The commanding lobbies have had a cooperative partner in Trump as well. Typical of presidents since the Second World War, though with a style all his own, he has kept America on the course of empire. Yet Trump’s special devotion to the Israel lobby has resulted in his most serious foreign policy innovations. Of all the presidents, he has gone the furthest in linking America’s national interest with Likud Party aims.
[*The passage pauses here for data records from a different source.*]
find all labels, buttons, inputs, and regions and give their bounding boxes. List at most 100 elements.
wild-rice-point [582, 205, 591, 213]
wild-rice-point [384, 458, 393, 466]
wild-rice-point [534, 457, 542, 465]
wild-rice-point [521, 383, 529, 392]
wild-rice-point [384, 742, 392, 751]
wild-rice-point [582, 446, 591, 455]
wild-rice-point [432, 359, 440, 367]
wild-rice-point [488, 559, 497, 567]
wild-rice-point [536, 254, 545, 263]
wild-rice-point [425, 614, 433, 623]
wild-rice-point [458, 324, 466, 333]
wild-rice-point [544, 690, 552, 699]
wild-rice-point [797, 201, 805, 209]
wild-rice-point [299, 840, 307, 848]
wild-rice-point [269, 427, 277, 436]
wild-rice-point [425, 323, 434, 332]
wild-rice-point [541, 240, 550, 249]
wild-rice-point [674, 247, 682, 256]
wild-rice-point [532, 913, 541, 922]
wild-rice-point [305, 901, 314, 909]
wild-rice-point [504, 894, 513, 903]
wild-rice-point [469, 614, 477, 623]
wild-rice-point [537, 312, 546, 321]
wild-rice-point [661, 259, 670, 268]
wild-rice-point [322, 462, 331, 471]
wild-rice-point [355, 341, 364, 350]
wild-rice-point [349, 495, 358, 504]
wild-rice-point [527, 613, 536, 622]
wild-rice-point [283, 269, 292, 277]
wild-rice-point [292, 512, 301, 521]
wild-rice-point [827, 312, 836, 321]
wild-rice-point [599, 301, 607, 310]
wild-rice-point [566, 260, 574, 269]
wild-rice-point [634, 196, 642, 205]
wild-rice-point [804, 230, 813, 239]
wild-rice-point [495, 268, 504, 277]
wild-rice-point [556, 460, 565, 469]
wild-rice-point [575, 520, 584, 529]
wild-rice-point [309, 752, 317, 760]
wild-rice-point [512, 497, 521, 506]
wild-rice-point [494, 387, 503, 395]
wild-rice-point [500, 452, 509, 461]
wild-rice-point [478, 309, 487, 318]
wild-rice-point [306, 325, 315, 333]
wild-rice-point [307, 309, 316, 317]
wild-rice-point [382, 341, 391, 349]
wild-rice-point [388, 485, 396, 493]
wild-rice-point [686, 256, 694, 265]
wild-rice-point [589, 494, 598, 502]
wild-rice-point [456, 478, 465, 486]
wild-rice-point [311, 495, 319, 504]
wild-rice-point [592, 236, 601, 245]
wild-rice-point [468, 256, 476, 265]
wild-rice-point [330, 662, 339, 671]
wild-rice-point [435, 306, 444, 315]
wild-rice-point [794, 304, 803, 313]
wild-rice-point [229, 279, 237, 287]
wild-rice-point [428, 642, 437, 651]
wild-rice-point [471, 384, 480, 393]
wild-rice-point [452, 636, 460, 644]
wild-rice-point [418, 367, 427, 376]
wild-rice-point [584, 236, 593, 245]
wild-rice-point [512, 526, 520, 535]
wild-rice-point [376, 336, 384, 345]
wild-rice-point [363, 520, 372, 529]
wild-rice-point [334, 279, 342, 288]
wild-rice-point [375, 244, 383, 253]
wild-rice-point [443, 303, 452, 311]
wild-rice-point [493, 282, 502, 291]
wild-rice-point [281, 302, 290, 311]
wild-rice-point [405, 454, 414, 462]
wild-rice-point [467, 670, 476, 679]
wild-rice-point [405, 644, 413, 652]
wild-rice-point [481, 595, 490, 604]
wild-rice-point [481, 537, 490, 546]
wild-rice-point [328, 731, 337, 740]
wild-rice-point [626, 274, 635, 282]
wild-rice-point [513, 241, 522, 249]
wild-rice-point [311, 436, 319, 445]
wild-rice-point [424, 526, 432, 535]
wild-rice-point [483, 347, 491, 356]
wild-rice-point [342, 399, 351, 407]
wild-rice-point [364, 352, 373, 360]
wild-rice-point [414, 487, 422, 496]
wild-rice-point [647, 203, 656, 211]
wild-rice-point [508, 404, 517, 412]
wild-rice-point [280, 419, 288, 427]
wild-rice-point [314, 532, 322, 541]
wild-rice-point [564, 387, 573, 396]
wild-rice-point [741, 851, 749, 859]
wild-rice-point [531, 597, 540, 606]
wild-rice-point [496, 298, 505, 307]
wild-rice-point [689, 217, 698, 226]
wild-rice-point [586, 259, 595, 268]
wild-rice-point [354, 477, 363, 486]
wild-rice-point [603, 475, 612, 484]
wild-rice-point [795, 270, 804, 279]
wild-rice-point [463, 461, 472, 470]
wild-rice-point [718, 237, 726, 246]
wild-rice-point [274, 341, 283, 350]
Exiting the Iran nuclear deal, recognizing Jerusalem as the capital of Israel as well as its sovereignty over the Golan Heights, and imagining that lasting peace in the Middle East can ensue from a total disregard of Palestinian claims for justice expresses the perfect meeting of minds between Trump and Benjamin Netanyahu.
The killing of Iranian General Qassem Soleimani in Baghdad earlier this year takes its place in the same series of Trump’s Middle East foreign policy decisions. Before giving this order, he doubtless did not pore over the “Farewell Address” for guidance. Apart from any moral, constitutional, and international law considerations about murdering a military officer and national icon of a country with which we were not at war, such a dramatically destabilizing act in a region already seething with anti-American discontents and vendettas is a taunt to the gods, daring them to do their worst with unprecedented blowback.